Je suis né le 14 Septembre, fête de la
Sainte Croix,à 12h, cet horaire symbolisant
déjà mon rapport à la nourriture et
l’intitulé de la fête attribué à mon jour de
naissance présage du fardeau terrestre
à supporter
Ne pouvant décrire consciemment mes premiers
moments d’existence, les souvenirs que j’en
est laissé à ma mère sont ceux d’un
nourrisson difficile à alimenter et pénible.
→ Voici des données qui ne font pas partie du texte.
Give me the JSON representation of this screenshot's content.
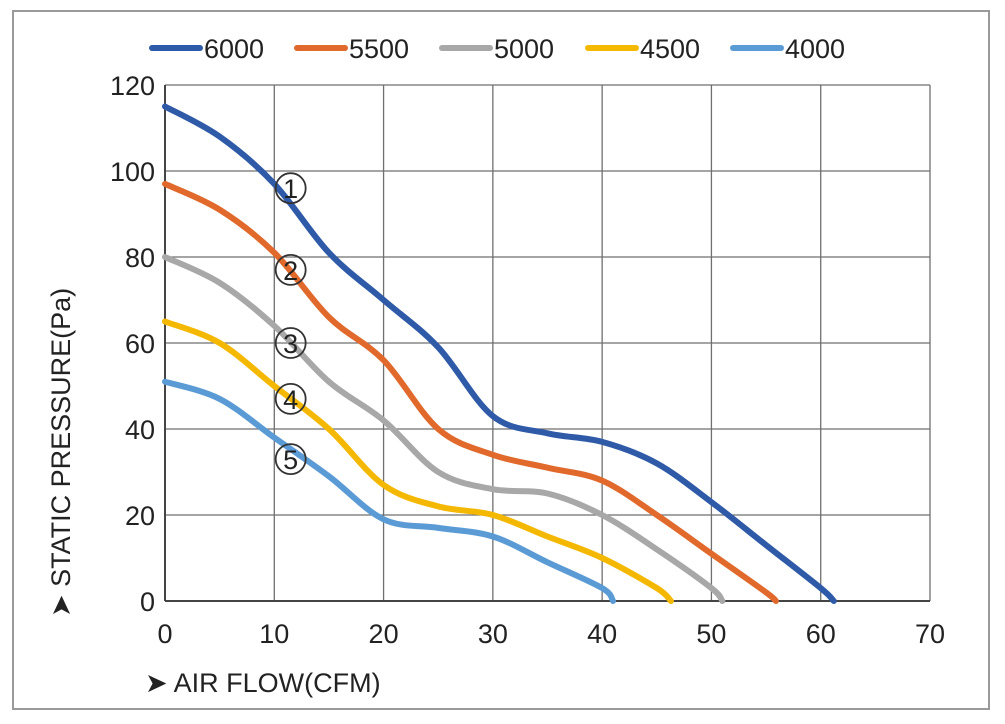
{
  "chart_data": {
    "type": "line",
    "xlabel": "AIR FLOW(CFM)",
    "ylabel": "STATIC PRESSURE(Pa)",
    "xlim": [
      0,
      70
    ],
    "ylim": [
      0,
      120
    ],
    "xticks": [
      "0",
      "10",
      "20",
      "30",
      "40",
      "50",
      "60",
      "70"
    ],
    "yticks": [
      "0",
      "20",
      "40",
      "60",
      "80",
      "100",
      "120"
    ],
    "grid": true,
    "legend_position": "top",
    "series": [
      {
        "name": "6000",
        "color": "#2e5aa8",
        "marker": "1",
        "x": [
          0,
          5,
          10,
          15,
          20,
          25,
          30,
          35,
          40,
          45,
          50,
          55,
          60,
          61.2
        ],
        "y": [
          115,
          108,
          97,
          81,
          70,
          59,
          43,
          39,
          37,
          32,
          23,
          13,
          3,
          0
        ]
      },
      {
        "name": "5500",
        "color": "#e0692b",
        "marker": "2",
        "x": [
          0,
          5,
          10,
          15,
          20,
          25,
          30,
          35,
          40,
          45,
          50,
          55,
          55.9
        ],
        "y": [
          97,
          91,
          81,
          66,
          56,
          40,
          34,
          31,
          28,
          20,
          11,
          2,
          0
        ]
      },
      {
        "name": "5000",
        "color": "#a8a8a8",
        "marker": "3",
        "x": [
          0,
          5,
          10,
          15,
          20,
          25,
          30,
          35,
          40,
          45,
          50,
          51
        ],
        "y": [
          80,
          74,
          64,
          51,
          42,
          30,
          26,
          25,
          20,
          12,
          3,
          0
        ]
      },
      {
        "name": "4500",
        "color": "#f5b800",
        "marker": "4",
        "x": [
          0,
          5,
          10,
          15,
          20,
          25,
          30,
          35,
          40,
          45,
          46.3
        ],
        "y": [
          65,
          60,
          50,
          40,
          27,
          22,
          20,
          15,
          10,
          3,
          0
        ]
      },
      {
        "name": "4000",
        "color": "#5b9bd5",
        "marker": "5",
        "x": [
          0,
          5,
          10,
          15,
          20,
          25,
          30,
          35,
          40,
          41
        ],
        "y": [
          51,
          47,
          38,
          29,
          19,
          17,
          15,
          9,
          3,
          0
        ]
      }
    ],
    "markers": [
      "①",
      "②",
      "③",
      "④",
      "⑤"
    ]
  },
  "legend_arrow": "➤"
}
Je vomissais tout avec pour conséquence
physique une constitution chétive, résultat
de cette non alimentation acceptée, et ce
jusqu'à l'âge environs de 7 ans.
Décrit comme enfant fragile tant par sa
constitution que par son caractère
introverti, je reste sensible et très
attentif aux êtres qui m'entourent car issu
d'une fratrie de 9 enfants.Le frère aîné
brillera par son désintérêt pour moi, le
second souvent absent sombrera dans le
banditisme, vint ensuite 6 sœurs dont une
décédée à quelques mois.Etant le dernier de
cette tribu je ne conserve comme souvenirs
d'enfance qu'un fantasme de la Famille avec
un grand F...l'idéal d'une famille
harmonieuse où s'épanoui l'Amour qui
gouverne à tous autres sentiments. Mes yeux
crédules réfutaient la vérité de ce môme en
trop que j’étais au sein de ce simulacre
familial. Recherchant sans cesse l’attention
de la « smala », la seule récolte obtenue
fut celle d’une mise à l’écart voir pire du
mépris et de la méchanceté de la part de ma
sœur la plus proche en âge. Adulte,celle-ci
me confirmera son hostilité en m’avouant que
je lui avait volé à ma naissance sa place de
petit dernier de la famille….avec tous les
pseudo privilèges qui accompagnent cette
qualité.Aucun heureux moments de jeux,
sorties ou simple échange verbal viennent
ponctuer mes souvenances.
Seules
des missions de chaperonnage que ma mère
infligeait à mes sœurs me permettait de
sortir en leur compagnie, me permettant un
rapprochement avec l’une d’entres elle,
restant à ce jour l’un de mes rares contact
familial.
Plus j’écris et plus est le
constat de l’absence de mon Père qui était
pourtant bien présent au foyer aux heures du
dîner mais dont le temps était partagé entre
son emploi et sa passion pour la pêche (il
est étrange que le poisson me dégoûte …)
Je
garde de lui l’image d’un Homme
gentil, droit et honnête mais absent de son
véritable rôle de père.
En ce qui concerne ma mère, j’ai la
conviction qu’elle n’a fait que subir sa vie
de part ses nombreuses grossesses.
Analphabètes malgré son intelligence, les
circonstances ont fait que son existence a
été semblable à de « l’esclavagisme
normalisé » car consenti par les uses et
coutumes de ses origines.
Je ne
veux garder dans mes pensées que les rares
moments où fourrer dans ses jupes elle
m’accordait attention et câlins que lui
autorisait son planning de femme au foyer,
passant à la trappe les moments d’hystérie
ou de névrose dont je fus bien souvent
spectateur.
Vint le temps de la maternelle vécut comme
un véritable déchirement qui ne prendra fin
qu’avec mon entrée à l’école primaire pour
laisser place à phobie scolaire et isolement
dans la cours de récréation.
Vers 8 ans
mon alimentation s’inverse, du « tout vomi »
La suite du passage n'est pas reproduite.